HASTA QUE LA VIDA  NOS SEPARE

Dicen que hay parejas enlazadas por el amor, otras unidas por las urgencias cotidianas y algunas menos que inventan motivos para seguir juntas semana a semana, guionizando sus vidas con una fecha tope dibujada en el horizonte que generalmente suele coincidir con ese momento en el que uno o más hijos abandonan el nido.

Los protagonistas de 'El amor menos pensado' podrían encajar en dos de esos tres supuestos aunque en su caso también les afectan la crisis de la mediana edad y una extinción de la líbido que se ve agravada por la rutina de la soledad compartida. No arrecia el drama porque el debutante Juan Vera no quiere intimidar a su público pero una fina capa de tristeza flota sobre el texto como un pez de hielo que tarda en disolverse aun cuando la historia entra en el juego de la comedia romántica para espectadores y espectadoras maduros. Sin aspirar a la originalidad -que tampoco abunda en su filmografía como productor más allá de títulos como 'Elefante blanco', de Pablo Trapero, o 'Zama', de Lucrecia Martel-, Vera no tarda explotar el carisma que derrochan Mercedes Morán y Ricardo Darín, separándolos porque aunque se siguen queriendo la trama urge que ambos se arrojen a un carrusel de experiencias en las que se alternan sexo y pseudo romanticismo.

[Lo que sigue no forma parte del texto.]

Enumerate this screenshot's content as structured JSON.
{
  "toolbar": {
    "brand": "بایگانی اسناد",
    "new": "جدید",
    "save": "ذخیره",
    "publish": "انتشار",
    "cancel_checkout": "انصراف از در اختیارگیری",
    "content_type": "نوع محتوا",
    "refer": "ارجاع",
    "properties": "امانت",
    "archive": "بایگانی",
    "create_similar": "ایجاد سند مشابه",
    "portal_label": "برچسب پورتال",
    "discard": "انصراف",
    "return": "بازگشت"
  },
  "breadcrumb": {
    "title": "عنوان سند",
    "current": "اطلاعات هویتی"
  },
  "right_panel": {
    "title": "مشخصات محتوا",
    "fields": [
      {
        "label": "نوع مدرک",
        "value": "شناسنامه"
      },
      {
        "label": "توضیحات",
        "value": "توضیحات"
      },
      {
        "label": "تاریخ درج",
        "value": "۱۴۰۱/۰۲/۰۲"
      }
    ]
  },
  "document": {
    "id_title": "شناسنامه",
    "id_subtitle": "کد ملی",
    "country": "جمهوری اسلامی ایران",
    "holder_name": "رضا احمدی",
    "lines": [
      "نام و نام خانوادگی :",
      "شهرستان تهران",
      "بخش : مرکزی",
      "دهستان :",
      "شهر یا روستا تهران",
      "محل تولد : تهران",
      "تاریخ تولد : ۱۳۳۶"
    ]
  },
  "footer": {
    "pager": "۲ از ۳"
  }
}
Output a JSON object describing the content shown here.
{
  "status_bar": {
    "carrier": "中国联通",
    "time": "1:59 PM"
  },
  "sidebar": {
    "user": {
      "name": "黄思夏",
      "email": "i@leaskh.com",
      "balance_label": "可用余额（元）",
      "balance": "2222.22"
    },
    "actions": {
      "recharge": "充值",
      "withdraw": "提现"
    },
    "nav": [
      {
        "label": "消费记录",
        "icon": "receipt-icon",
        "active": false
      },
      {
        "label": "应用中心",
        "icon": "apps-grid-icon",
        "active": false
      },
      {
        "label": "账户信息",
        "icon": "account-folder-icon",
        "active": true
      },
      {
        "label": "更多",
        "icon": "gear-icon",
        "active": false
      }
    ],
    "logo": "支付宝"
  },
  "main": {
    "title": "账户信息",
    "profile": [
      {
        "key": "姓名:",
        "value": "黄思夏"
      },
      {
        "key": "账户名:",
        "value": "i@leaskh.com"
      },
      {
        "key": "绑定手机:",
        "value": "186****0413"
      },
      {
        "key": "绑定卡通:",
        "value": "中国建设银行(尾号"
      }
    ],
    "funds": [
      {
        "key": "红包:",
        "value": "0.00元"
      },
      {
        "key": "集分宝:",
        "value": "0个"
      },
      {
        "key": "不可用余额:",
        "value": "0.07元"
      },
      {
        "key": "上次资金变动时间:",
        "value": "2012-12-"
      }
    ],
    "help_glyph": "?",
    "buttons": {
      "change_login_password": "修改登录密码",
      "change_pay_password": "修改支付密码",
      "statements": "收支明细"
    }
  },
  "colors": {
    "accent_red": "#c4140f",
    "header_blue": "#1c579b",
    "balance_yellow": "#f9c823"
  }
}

En el pasaporte se lee que 'El amor menos pensado' nació en Argentina, una nacionalidad de la que presume exhibiendo una querencia desmedida por la verborrea y la psicología, pero también hay en ella una fuerte atracción por los lugares comunes en los que se revuelcan las comedias francesas más cuadriculadas y conservadoras. Son peros, amén de un metraje excesivo, que no socavan el trabajo de una pareja de actores espléndidos a los que el director se encomienda sabiendo que apuesta sobre seguro.